Par ferme espièglerie, j’entends le refus de se compromettre en assumant une identité qui nous définit entièrement, le refus de prendre au sérieux précisément ces choses auxquelles cette société donne de l’importance, l’insistance sur l’expérimentation à tout moment, dans sa vie, sans se préoccuper d’un futur qui n’existe pas. Le monde est rempli de jouets, de jeux et de défis qui peuvent accroître l’intensité du vivre. Ils sont souvent cachés, enterrés en dessous du sérieux institutionnel ou des nécessités de la survie imposées par l’ordre dominant. L’appréhension rebelle et hors-la-loi de la vie implique le fait de briser ces barrières.
14.
Ainsi, un processus de décivilisation, de libération de soi des contraintes et des obligations imposées par le réseau d’institutions que nous appelons civilisation, ce n’est pas un retour à quoi que ce soit.

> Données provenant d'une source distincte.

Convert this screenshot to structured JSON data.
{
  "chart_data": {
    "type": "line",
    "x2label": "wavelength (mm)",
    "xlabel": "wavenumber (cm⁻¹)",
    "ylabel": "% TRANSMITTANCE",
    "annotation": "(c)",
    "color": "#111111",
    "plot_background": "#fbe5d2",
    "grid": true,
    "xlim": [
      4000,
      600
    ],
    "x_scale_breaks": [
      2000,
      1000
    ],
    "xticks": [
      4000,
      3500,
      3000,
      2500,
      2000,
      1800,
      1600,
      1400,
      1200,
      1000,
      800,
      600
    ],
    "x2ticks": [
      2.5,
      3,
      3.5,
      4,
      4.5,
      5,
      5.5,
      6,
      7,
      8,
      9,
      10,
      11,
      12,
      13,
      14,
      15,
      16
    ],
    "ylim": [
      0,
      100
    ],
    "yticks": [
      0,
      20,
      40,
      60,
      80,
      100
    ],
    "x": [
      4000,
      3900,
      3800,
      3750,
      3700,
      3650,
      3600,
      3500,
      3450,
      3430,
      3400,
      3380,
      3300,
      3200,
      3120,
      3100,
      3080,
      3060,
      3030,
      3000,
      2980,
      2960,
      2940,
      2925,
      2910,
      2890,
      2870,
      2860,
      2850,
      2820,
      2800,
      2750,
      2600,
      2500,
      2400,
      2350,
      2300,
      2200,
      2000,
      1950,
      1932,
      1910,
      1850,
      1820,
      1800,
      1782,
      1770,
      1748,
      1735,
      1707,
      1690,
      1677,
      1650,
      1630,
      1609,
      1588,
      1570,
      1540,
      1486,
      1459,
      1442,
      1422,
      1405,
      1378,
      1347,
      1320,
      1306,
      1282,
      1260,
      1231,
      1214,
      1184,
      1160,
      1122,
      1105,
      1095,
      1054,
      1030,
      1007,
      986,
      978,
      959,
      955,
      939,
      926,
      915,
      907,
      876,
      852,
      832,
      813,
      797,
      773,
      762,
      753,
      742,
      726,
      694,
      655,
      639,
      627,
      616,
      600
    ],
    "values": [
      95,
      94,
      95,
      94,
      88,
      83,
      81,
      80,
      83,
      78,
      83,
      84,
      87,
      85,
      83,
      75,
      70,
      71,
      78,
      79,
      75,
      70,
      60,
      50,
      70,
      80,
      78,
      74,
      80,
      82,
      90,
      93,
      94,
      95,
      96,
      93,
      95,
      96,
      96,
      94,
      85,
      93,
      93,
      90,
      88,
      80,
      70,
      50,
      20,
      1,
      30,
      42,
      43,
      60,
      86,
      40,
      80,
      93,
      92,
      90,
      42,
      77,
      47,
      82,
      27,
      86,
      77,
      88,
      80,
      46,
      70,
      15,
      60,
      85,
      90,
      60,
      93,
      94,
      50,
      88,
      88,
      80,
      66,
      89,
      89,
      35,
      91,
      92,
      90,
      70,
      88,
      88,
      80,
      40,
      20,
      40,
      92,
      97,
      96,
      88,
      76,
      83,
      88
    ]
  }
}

Cela ne tourne pas autour de l’apprentissage de quelques compétences et techniques ou de l’application de certaines mesures utilitaires. Il s’agit plutôt de refuser la domination de l’utilitaire, la domination de la survie sur la vie, d’insister sur le fait de sortir dans le monde pour jouer à notre manière, nous emparant de ce qui nous donne du plaisir et détruisant ce qui se met en travers de notre chemin.
Note :
* A l’origine, cela signifiait l’attraction sexuelle d’un adulte envers un enfant non pubère.